During the pandemic, plenty of people have noted the benefits of simply getting outdoors. My colleague Jane Burns wrote a wonderful piece in May for her Cheese And Basketball newsletter about the history lessons she stumbled upon in a couple of Madison’s less-appreciated parks. Just getting to spend some time watching a critter I’ve only ever seen in quick flashes, usually swimming by in the Yahara, brightened my week up considerably.
“The best times for viewing are generally going to be early mornings and right before dusk, though muskrats may be active at any time day or night,” says Curtis Twellman, assistant furbearer ecologist at the Wisconsin Department of Natural Resources.
They’re not paddle-tailed beavers, long and sleek river otters, or palpably belligerent woodchucks. Muskrats are easy to mistake for any of those three at a glance, but really they’re doing their own thing. Twellman points out that muskrats are also good at reproducing, birthing up to three litters per year under good conditions. But I think they’re still more interesting than the Madison area’s almost unavoidable rabbits. Sorry, rabbits!

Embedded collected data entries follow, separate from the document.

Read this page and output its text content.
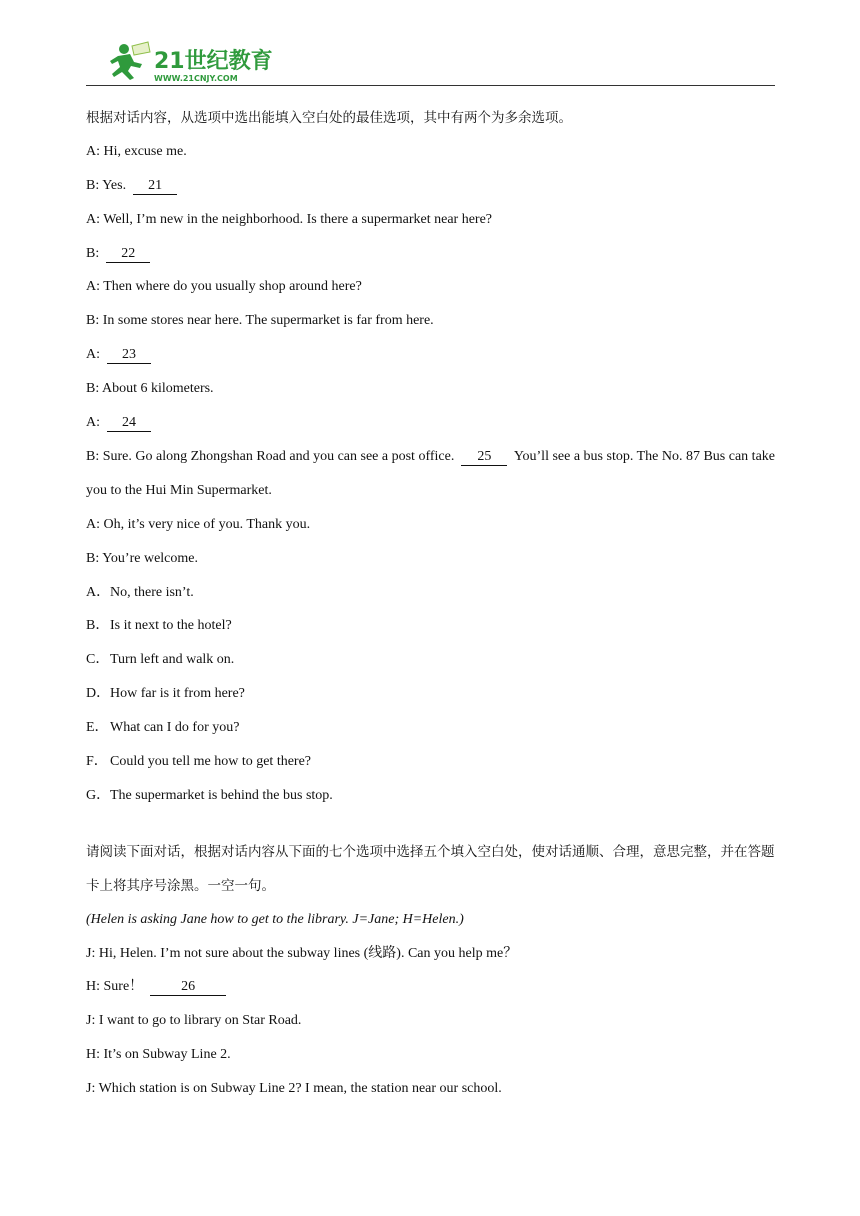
21世纪教育
WWW.21CNJY.COM
根据对话内容，从选项中选出能填入空白处的最佳选项，其中有两个为多余选项。
A: Hi, excuse me.
B: Yes. 21
A: Well, I’m new in the neighborhood. Is there a supermarket near here?
B: 22
A: Then where do you usually shop around here?
B: In some stores near here. The supermarket is far from here.
A: 23
B: About 6 kilometers.
A: 24
B: Sure. Go along Zhongshan Road and you can see a post office. 25 You’ll see a bus stop. The No. 87 Bus can take you to the Hui Min Supermarket.
A: Oh, it’s very nice of you. Thank you.
B: You’re welcome.
A．No, there isn’t.
B．Is it next to the hotel?
C．Turn left and walk on.
D．How far is it from here?
E．What can I do for you?
F． Could you tell me how to get there?
G．The supermarket is behind the bus stop.
请阅读下面对话，根据对话内容从下面的七个选项中选择五个填入空白处，使对话通顺、合理，意思完整，并在答题卡上将其序号涂黑。一空一句。
(Helen is asking Jane how to get to the library. J=Jane; H=Helen.)
J: Hi, Helen. I’m not sure about the subway lines (线路). Can you help me？
H: Sure！	26
J: I want to go to library on Star Road.
H: It’s on Subway Line 2.
J: Which station is on Subway Line 2? I mean, the station near our school.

After posting some muskrat photos on social media and searching around a bit, I found out that a variety of Madisonians appreciate our perpetually damp and disheveled friend Ondatra ziebethicus. Bonnie Willison, a video producer with UW Sea Grant, captured some fascinating footage in December of a muskrat zooming along under the ice on Lake Mendota. A couple of social-media friends also claimed to have encountered the same muskrat I did at Tenney. The Wisconsin State Journal reported in 2006 that muskrats swim “for the heck of it.” In a recent post on the UW-Madison Center for Limnology’s blog, Twellman even answered questions from a five-year-old muskrat fan.

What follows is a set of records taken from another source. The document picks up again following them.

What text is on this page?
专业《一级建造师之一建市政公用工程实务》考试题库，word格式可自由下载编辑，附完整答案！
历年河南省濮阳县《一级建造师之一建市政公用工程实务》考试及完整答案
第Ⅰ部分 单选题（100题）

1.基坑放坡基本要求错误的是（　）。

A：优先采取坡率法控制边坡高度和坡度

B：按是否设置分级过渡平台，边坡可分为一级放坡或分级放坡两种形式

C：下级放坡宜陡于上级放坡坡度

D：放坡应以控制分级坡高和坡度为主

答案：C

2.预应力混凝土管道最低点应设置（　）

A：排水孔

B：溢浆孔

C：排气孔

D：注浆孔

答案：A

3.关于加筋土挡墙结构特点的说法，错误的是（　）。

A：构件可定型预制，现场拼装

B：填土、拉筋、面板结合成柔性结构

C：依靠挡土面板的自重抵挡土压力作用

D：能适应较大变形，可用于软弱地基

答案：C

Just saw this muskrat under a few inches of ice on #LakeMendota! pic.twitter.com/JLng3jm15E
— Bonnie Willison (@BonnieWillison) December 11, 2019
“Look on any shoreline for slightly muddy trails going to softball-sized holes under water to identify bank dens,” Twellman says. “If there is clear ice you can find these muskrat runs by looking for bubble trails.”
Keep looking as summer turns to fall, when, Twellman says, “you will start to see grass and shrub “huts” start to pop up around local marshes. These are feeding and resting ‘push ups’ or ‘huts’ that muskrats use all winter.”
Watching that little muskrat in Tenney Park stuff leaves and blades of grass into its mouth with distinctive long-fingered paws, I was reminded that the Yahara River and its chain of lakes is a complex ecosystem running through our little pocket of urbanity. Like any creature, muskrats play a complex role within that ecosystem.
“Muskrats can be beneficial to wetlands by creating open water in the cattails to be used by ducks and other water birds. They can also cause damage if the population gets too high, both by denuding the vegetation and by compromising the shoreline or dams,” Twellman says. “Certainly an important part of the ecosystem, muskrats are also a prey source for many predators. Mink, river otter, birds of prey, raccoons, coyotes, foxes, and even big fish all prey on muskrats.”
Even when it starts getting cold again and rolling into next spring, the muskrat-watching isn’t over. You might catch them on or under the ice, toughing it out through a sparse season. Even if you just spot one furtively paddling away in a river or lake this summer, I hope it brings you a moment of peace and charm.